EU reformiert Fischereipolitik: Schutz ohne Wirkung
Die Fischbestände in europäischen Meeren werden durch die EU-Reform besser geschützt. Doch dieselben Trawler fischen so lange vor Westafrika.
STOCKHOLM taz | Die „Neuordnung“ sei „überfällig“ gewesen, sagte die SPD-Europaabgeordnete Ulrike Rodust. Selbst die Grünen im EU-Parlament nannten die am Dienstag beschlossene Reform der EU-Fischereipolitik einen Durchbruch.
Zuvor hatte das Parlament für Rückwurfverbote und erweiterte Fangverbotszonen votiert. Doch die Umweltorganisation Greenpeace ist skeptisch: „Die Überfischung der Meere hängt eng mit den Überkapazitäten der Fangflotten zusammen“, sagt Jan Isakson, Meeresexperte von Greenpeace Schweden. Die neue Untersuchung „Export der Ausbeutung“ klagt die widersprüchliche EU-Fischereipolitik an.

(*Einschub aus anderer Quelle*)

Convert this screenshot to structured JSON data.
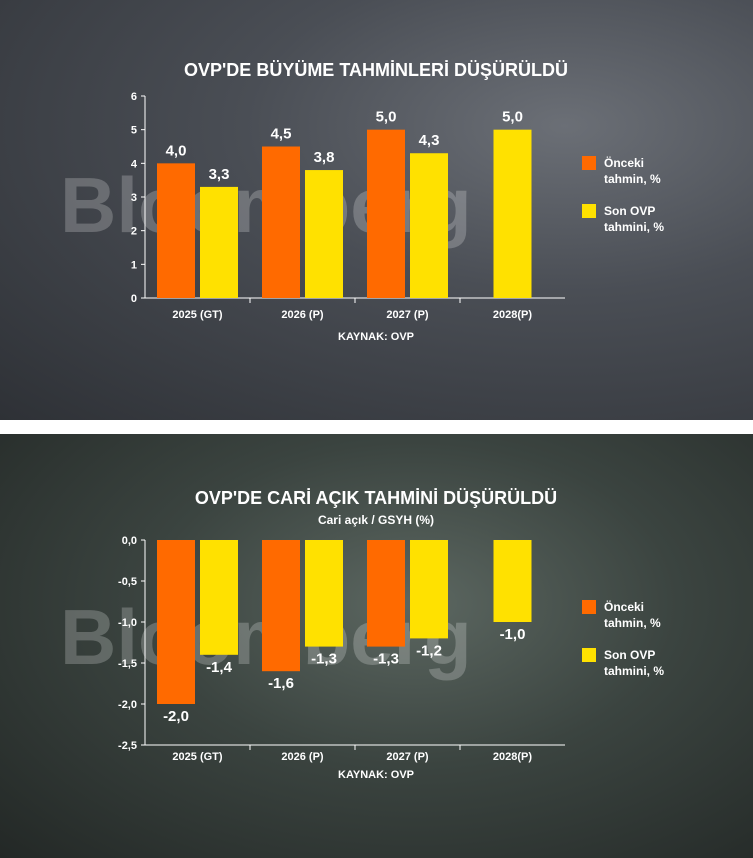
{
  "chart_data": [
    {
      "type": "bar",
      "title": "OVP'DE BÜYÜME TAHMİNLERİ DÜŞÜRÜLDÜ",
      "subtitle": "",
      "categories": [
        "2025 (GT)",
        "2026 (P)",
        "2027 (P)",
        "2028(P)"
      ],
      "series": [
        {
          "name": "Önceki tahmin, %",
          "color": "#ff6a00",
          "values": [
            4.0,
            4.5,
            5.0,
            null
          ],
          "labels": [
            "4,0",
            "4,5",
            "5,0",
            ""
          ]
        },
        {
          "name": "Son OVP tahmini, %",
          "color": "#ffe100",
          "values": [
            3.3,
            3.8,
            4.3,
            5.0
          ],
          "labels": [
            "3,3",
            "3,8",
            "4,3",
            "5,0"
          ]
        }
      ],
      "ylim": [
        0,
        6
      ],
      "yticks": [
        0,
        1,
        2,
        3,
        4,
        5,
        6
      ],
      "ytick_labels": [
        "0",
        "1",
        "2",
        "3",
        "4",
        "5",
        "6"
      ],
      "grid": false,
      "legend": "right",
      "source": "KAYNAK: OVP",
      "watermark": "Bloomberg"
    },
    {
      "type": "bar",
      "title": "OVP'DE CARİ AÇIK TAHMİNİ DÜŞÜRÜLDÜ",
      "subtitle": "Cari açık / GSYH (%)",
      "categories": [
        "2025 (GT)",
        "2026 (P)",
        "2027 (P)",
        "2028(P)"
      ],
      "series": [
        {
          "name": "Önceki tahmin, %",
          "color": "#ff6a00",
          "values": [
            -2.0,
            -1.6,
            -1.3,
            null
          ],
          "labels": [
            "-2,0",
            "-1,6",
            "-1,3",
            ""
          ]
        },
        {
          "name": "Son OVP tahmini, %",
          "color": "#ffe100",
          "values": [
            -1.4,
            -1.3,
            -1.2,
            -1.0
          ],
          "labels": [
            "-1,4",
            "-1,3",
            "-1,2",
            "-1,0"
          ]
        }
      ],
      "ylim": [
        -2.5,
        0
      ],
      "yticks": [
        0,
        -0.5,
        -1.0,
        -1.5,
        -2.0,
        -2.5
      ],
      "ytick_labels": [
        "0,0",
        "-0,5",
        "-1,0",
        "-1,5",
        "-2,0",
        "-2,5"
      ],
      "grid": false,
      "legend": "right",
      "source": "KAYNAK: OVP",
      "watermark": "Bloomberg"
    }
  ]
}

Da ist beispielsweise die „Aldo“. Satte 773.000 Euro zahlten die EU-Steuerzahler dem Eigentümer des Trawlers laut Greenpeace seit 1995. Erst in den 1990er Jahren, damit er das Schiff modernisieren und damit effektiver fischen konnte, dann für Prämien für den Verzicht auf Fangquoten in EU-Gewässern.
Doch die „Aldo“ fischt nun seit 2008 unter der Flagge Marokkos vor der Küste der Westsahara – ähnlich wie insgesamt 20 andere Schiffe aus Schweden, Dänemark und Irland, die Greenpeace aufgespürt hat. Offenbar wurde nur die Flagge ausgetauscht, teilweise haben weder Besatzung noch Eigentümer gewechselt. Von 39 in Schweden offiziell stillgelegten Fischereibooten wurden tatsächlich nur 4 auch verschrottet. Die überfischten Gewässer vor Westafrika sind indes – weil kaum kontrolliert – als Fangrevier besonders beliebt geworden.
Fisch in der Kapsel
Der Fisch landet nun beispielsweise als Lachsfutter in Norwegen oder wird Rohstoff für „Omega 3“-Kapseln. Fünf Sardinen werden für eine Kapsel gebraucht, jede einzelne würde die tägliche Proteinration eines Kindes aus der Region decken, rechnete eine schwedische TV-Dokumentation unlängst vor.
Greenpeace wendet sich auch gegen das neue Fischereiabkommen zwischen der EU und Marokko, das ebenfalls am Dienstag vom EU-Parlament abgesegnet wurde. Die Europagrünen bezeichnen es gar als „schändlichste Episode in der neokolonialen Fischereipolitik der EU“.
Auch Schweden lehnt das Abkommen als völkerrechtswidrig ab, weil es von der marokkanischen Besatzungsmacht über die Köpfe der Einwohner der Westsahara hinweg ausgehandelt wurde. Und dennoch fischen auch schwedische Trawler ungehindert die dortigen Ressourcen ab – weil die EU-Fischereipolitik nicht verhindert, dass in Europa abgebaute Überkapazitäten nicht verschwinden, sondern einfach exportiert werden können.